1869, Colby, Texas: it is time for the construction of the transcontinental railroad, spearheaded by lawman Latham Cole (Tom Wilkinson), who has signed a treaty with the Comanche tribe. An upstanding but bumbling city district attorney, John Reid (Armie Hammer) becomes the sole survivor of an ambush by recently escaped miscreant Butch Cavendish (William Fichtner) and his men. He's "brought back to life" by a Native American named Tonto (Depp) and convinced of being a "spirit walker." Now, John dons the white cowboy hat and a black face mask, and mounts his white horse, Silver. Though he doesn't believe in guns, he believes in delivering justice to those who slayed his deputy brother, Dan (James Badge Dale), who has left behind his wife, Rebecca (Ruth Wilson), also John's childhood friend, and their son Danny (Bryant Prince). Might there be a conspiracy afoot and will the two outlaws unearth its leader?

Running a butt-punishing 149 minutes, "The Lone Ranger" should have gotten out while the getting was good. It has a relatively entertaining opening half-hour that segues into a slack midsection of incidents, climaxes, and figurative tumbleweeds rolling in. Finally, before it's too late, a spirited, grandly staged set-piece aboard two parallel moving trains, cued to Rossini's well-known, toe-tapping "William Tell Overture," offers the only real joie de vivre. Stuffed to the gills with extraneous characters, not one but two major heavies, Tonto's grim backstory, and a useless framing device told from the perspective of the now-ancient "noble savage" in a carnival museum exhibit to a wide-eyed young boy (Mason Cook) in 1933, San Francisco, the script by screenwriters Justin Haythe ("Snitch") and Ted Elliott & Terry Rossio (who co-wrote all four "Pirates" movies) is a lumbering load. There also is talk of pocket watches, silver, and mysticism, and some rabid, ravenous bunnies make an appearance.

With sidekick Tonto joining his catalogue of gonzo, eccentric characters, Depp plays deadpan, kooky, and playfully jokey as he always does. This time, he sports a dead raven (which he keeps feeding crushed corn) on his head and makes his "Make a trade?" line amusing a couple of times, but there's really no distinguishing him from any other odd role. As John Reid and the so-called "Lone Ranger," the handsome and charismatic Hammer is relegated to ham and mug, as if he were straining to be goofy. As he plays the eponymous character as such a wimpy chucklehead, one almost forgets he's supposed to eventually become the masked, horse-riding hero, until we're well into Act III. Fichtner is savage and menacing in the make-up as grimy, hair-lipped baddie Butch Cavendish, who likes nibbling on human hearts (which is something "World War Z" shied away from, and that was actually about zombies). A spitting image of either Michelle Monaghan or Emma Stone, Wilson has a strong presence herself as John's love interest. Last and least, Helena Bonham Carter is treated as a mere afterthought as a brothel owner who only figures into the plot because of her ivory prosthetic leg doubling as a firearm.
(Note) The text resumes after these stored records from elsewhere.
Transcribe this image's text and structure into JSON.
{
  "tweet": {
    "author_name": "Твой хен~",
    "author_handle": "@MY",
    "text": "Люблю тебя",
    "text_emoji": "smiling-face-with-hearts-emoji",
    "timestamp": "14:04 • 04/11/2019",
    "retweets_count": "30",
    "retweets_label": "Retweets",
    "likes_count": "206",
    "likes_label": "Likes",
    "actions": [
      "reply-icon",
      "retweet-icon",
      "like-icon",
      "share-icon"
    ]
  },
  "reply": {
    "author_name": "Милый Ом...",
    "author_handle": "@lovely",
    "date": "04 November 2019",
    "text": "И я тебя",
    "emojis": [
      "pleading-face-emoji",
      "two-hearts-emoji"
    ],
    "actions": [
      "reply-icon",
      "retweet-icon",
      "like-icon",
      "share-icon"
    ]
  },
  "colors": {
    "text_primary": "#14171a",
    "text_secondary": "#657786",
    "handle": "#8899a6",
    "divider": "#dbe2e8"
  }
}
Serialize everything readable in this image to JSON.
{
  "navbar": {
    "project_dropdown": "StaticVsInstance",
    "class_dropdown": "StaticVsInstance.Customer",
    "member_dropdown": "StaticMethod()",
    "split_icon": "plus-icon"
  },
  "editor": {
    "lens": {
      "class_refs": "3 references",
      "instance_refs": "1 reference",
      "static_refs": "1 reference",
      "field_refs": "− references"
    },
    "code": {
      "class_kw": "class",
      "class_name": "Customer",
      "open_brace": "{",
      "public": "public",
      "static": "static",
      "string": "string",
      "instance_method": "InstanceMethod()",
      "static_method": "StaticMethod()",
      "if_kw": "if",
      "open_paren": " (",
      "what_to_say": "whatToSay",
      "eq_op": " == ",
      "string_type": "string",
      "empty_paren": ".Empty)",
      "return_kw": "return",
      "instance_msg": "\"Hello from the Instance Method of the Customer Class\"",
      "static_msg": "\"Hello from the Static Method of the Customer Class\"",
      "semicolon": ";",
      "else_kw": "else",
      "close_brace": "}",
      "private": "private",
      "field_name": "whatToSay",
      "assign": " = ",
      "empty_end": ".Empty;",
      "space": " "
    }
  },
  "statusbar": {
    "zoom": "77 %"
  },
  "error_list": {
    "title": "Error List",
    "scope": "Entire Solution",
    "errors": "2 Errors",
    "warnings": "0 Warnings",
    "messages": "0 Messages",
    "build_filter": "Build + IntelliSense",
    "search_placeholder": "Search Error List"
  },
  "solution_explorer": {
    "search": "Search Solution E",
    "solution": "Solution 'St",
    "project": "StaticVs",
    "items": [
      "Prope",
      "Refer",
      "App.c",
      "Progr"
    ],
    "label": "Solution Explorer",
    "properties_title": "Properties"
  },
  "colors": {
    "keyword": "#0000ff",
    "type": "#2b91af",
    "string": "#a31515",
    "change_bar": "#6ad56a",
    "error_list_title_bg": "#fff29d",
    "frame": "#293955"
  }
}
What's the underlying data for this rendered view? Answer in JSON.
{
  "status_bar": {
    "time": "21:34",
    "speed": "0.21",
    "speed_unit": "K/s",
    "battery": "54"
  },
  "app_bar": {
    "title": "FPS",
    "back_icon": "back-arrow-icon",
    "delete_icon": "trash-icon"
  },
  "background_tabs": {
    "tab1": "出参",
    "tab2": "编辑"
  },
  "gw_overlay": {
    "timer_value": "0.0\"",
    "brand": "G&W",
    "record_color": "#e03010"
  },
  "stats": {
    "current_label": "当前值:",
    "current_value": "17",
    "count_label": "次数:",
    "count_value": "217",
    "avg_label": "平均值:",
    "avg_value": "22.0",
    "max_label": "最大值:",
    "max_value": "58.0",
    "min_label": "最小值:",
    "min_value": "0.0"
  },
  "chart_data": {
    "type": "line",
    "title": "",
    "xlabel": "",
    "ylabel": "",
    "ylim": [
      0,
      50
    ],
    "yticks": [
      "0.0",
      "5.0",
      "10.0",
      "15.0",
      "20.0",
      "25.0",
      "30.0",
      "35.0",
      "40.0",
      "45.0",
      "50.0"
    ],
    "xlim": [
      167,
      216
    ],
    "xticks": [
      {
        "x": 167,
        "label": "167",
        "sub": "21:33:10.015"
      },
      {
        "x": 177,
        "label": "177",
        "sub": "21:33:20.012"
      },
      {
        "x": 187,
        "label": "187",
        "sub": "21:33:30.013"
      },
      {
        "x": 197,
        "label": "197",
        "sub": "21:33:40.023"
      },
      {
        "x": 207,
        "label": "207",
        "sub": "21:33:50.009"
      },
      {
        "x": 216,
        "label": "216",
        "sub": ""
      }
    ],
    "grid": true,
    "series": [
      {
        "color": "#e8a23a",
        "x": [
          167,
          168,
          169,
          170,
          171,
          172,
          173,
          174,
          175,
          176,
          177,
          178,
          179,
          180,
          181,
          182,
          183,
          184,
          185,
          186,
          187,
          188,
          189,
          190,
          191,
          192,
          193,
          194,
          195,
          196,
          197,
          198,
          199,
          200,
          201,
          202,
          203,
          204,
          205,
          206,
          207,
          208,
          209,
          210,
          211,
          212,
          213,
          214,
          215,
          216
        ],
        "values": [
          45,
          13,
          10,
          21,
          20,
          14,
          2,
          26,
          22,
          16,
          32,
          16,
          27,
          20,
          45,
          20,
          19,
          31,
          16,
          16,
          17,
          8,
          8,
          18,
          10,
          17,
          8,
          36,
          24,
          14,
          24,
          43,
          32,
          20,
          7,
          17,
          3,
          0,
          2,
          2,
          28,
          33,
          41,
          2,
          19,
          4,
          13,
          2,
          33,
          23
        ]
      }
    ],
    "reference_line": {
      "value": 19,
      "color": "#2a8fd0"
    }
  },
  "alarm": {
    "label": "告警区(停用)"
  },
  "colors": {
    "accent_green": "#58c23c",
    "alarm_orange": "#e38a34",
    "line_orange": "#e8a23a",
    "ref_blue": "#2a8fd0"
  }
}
Sitting back and watching "The Lone Ranger," one is still able to admire the technical treats, including the on-location shooting in New Mexico, Colorado, and Utah; Bojan Bazelli's stunningly desaturated widescreen cinematography of the vistas and canyons; and a rousing Hans Zimmer score. Visually, it has that classically dusty, good old-fashioned feel of a classic western but very little of the sustained energy. On the filmmakers' part, it's a big miscalculation when "epic" really means overlong, but mere patches of fun and excitement do not a summertime western make. Whereas Disney's swashbuckling high-seas franchise began to tread water by the third (and yet a fifth is already in pre-production), "The Lone Ranger" gets cottonmouth all too early to kickstart a franchise.